|
Author here - appreciate the comments and reads. To add a bit of color -- I spent about a month looking into orchestrators to migrate Whatnot's data platform onto earlier this year, and it was a miserable experience. We were on AWS Managed Airflow, but to stay on it and have a solid platform, I would have been writing Github Actions for CI/CD, standing up ECR and IAM roles with Terraform, setting up EKS to run Kubernetes jobs, managing infra monitoring with Datadog, etc., etc. In fact, I did end up doing all those things, but we opted for Dagster Cloud, because of their focus on improving developer efficiency.
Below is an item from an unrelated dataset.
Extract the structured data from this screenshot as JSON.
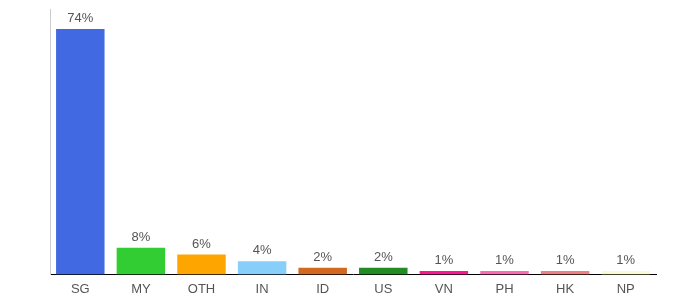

Their team provided pre-built Github actions for CI/CD and recently introduced PR-specific branch deployments, which has been amazing. They're moving towards serverless execution, built-in ECR repositories, managed secrets. Prefect and Astronomer I expect are moving in this direction, too, but I liked the Dagster project's energy quite a bit. As I've waded into the MLOps world as well, it just keeps looking like every platform basically devolves into : an orchestrator that provisions compute resources and logs metadata into an opinionated data model. Catalog tools like Atlan are metadata sinks that are trying to build out orchestration/workflow capabilities. dbt Cloud of course is just an orchestrator for a specific type of data product that is aiming to operationalize metadata with its metrics layer. Orchestration + a metadata data model is a common denominator here, and I think the fact that Airflow is so inevitable has made it really hard for people to imagine the category as anything other than a scheduler, but perhaps some of these new companies can break new ground. |
One Q - it seems to me that another possible solve (and probably how the big guys tend to do it) is to use a dataflow engine like Spark/Flink. Did you compare a managed platform like Google Dataproc? They also have serverless if you don’t want a heavy managed cluster, which might make this approach more viable for non-huge companies that wouldn’t utilize a min-spec cluster. (When I last evaluated this they didn’t have serverless which was a dealbreaker for my small scale).